Ripley glaubt es oder nicht! Odditorium in Cavendish, PEI / Foto: Helen Earley

Wir pilgern nach Prince Edward Island jedes Jahr aus Nova Scotia, alte Freunde von der Highschool sowie unsere jeweiligen Ehemänner und Kinder. Unsere Mission ist es, so viel Zeit wie möglich am Strand und miteinander zu verbringen, S'Mores zu rösten und an alte Zeiten zu erinnern. Wir sind uns alle einig, dass Strände besser sind als Vergnügungsparks, aber in diesem Jahr gibt es eine Sache, über die die Kinder nicht aufhören werden zu reden: Ripley glaubt es oder nicht! Odditorium. Die Kinder waren besessen von dem beliebten Ripley's Believe It or Not! Bücher das ganze Jahr über, und sie müssen sich nur Ripleys IRL (In Real Life) ansehen.

Sandburg am Cavendish Strand, PEI

Cavendish Beach / Foto: Helen Earley

Und so finden wir uns, Sand im Haar, Badeanzüge noch feucht vom schönen braunen Sand und Badtemperatur Wasser an Cavendish Strand, ein überlebensgroßes Porträt von Ellen Degeneres aus Kaffeebohnen, vier Betonbrocken von der Berliner Mauer und ein Video über Bestattungsriten in Ghana - nur eine Auswahl der vielen seltsamen und wundervollen Kuriositäten, die wir über der Mauer sehen werden nächsten 45 Minuten.

Der Anfang: Ripleys glauben es oder nicht! Cartoons

Robert Ripley war Karikaturist und machte seinen ersten sportlichen Auftritt unter dem Motto Believe It or Not! Zeichentrickfilm in 1918… aber als Abenteuerlust konnte er auf keinen Fall an seinem Schreibtisch festhalten. In 1922 hat der kreative Entdecker, wie viele privilegierte Männer zu dieser Zeit, seinen Safari-Helm aufgesetzt und sich auf eine Reise um den Globus gemacht.
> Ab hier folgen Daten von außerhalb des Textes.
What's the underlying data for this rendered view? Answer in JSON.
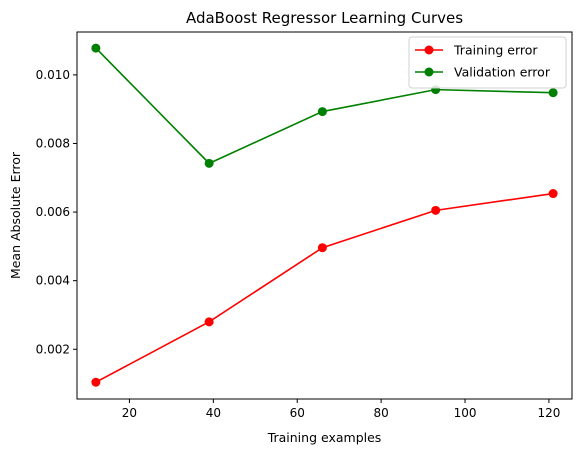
{
  "chart_data": {
    "type": "line",
    "title": "AdaBoost Regressor Learning Curves",
    "xlabel": "Training examples",
    "ylabel": "Mean Absolute Error",
    "xlim": [
      7.5,
      125.5
    ],
    "ylim": [
      0.00055,
      0.01125
    ],
    "x": [
      12,
      39,
      66,
      93,
      121
    ],
    "x_ticks": [
      20,
      40,
      60,
      80,
      100,
      120
    ],
    "x_tick_labels": [
      "20",
      "40",
      "60",
      "80",
      "100",
      "120"
    ],
    "y_ticks": [
      0.002,
      0.004,
      0.006,
      0.008,
      0.01
    ],
    "y_tick_labels": [
      "0.002",
      "0.004",
      "0.006",
      "0.008",
      "0.010"
    ],
    "grid": false,
    "legend_position": "top-right",
    "series": [
      {
        "name": "Training error",
        "color": "#ff0000",
        "marker": "circle",
        "values": [
          0.00104,
          0.0028,
          0.00496,
          0.00605,
          0.00654
        ]
      },
      {
        "name": "Validation error",
        "color": "#008000",
        "marker": "circle",
        "values": [
          0.01078,
          0.00742,
          0.00893,
          0.00957,
          0.00948
        ]
      }
    ]
  }
}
Er brachte ein Tagebuch voller Geschichten aus fremden Ländern und Souvenirs mit: Kuriositäten, zu denen unter anderem schrumpfende Gegenstände gehörten menschliche Köpfe.


Die Kuriositäten und Fakten, die er sammelte, würden Ripleys Cartoons mit jeweils zwei oder drei „unglaublichen“ Fakten informieren. Jede in seinen Cartoons dokumentierte Tatsache, behauptete Ripley, könne bewiesen werden. In 1923 stellte Ripley einen hauptberuflichen Forscher ein, um ihn bei diesem Versprechen zu unterstützen.
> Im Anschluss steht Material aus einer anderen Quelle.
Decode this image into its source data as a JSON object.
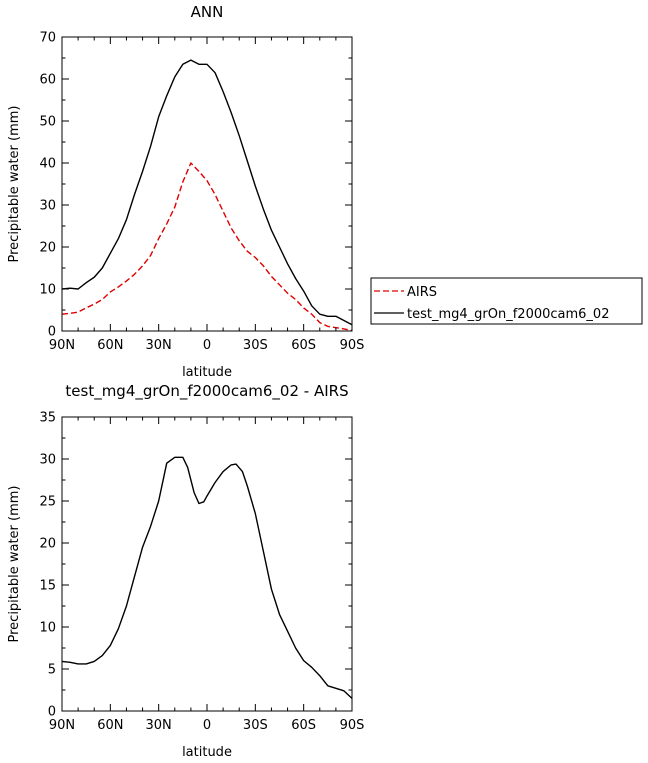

Ripleys Konzept war wahnsinnig beliebt und das erste Believe It or Not! Buch wurde in 1929 veröffentlicht - viel früher als das erste Guinness-Buch der Rekorde, das Jahre später in 26 veröffentlicht wurde.

Nach seinem Tod in 1949 setzte sich die Marke Ripley in den Bereichen Print und Fernsehen fort. In 2004 wurde Ripleys Verlag gegründet und produzierte das beliebte Ripley's Believe It or Not! Bücher en masse. Das sind die Bücher, die meine Kinder verschlingen.

Der Comic-Strip - der längste ununterbrochen laufende Comic der Welt - ist bis heute ein Syndikat, in dem ein einziger Comiczeichner und ein einziger Forscher beschäftigt sind.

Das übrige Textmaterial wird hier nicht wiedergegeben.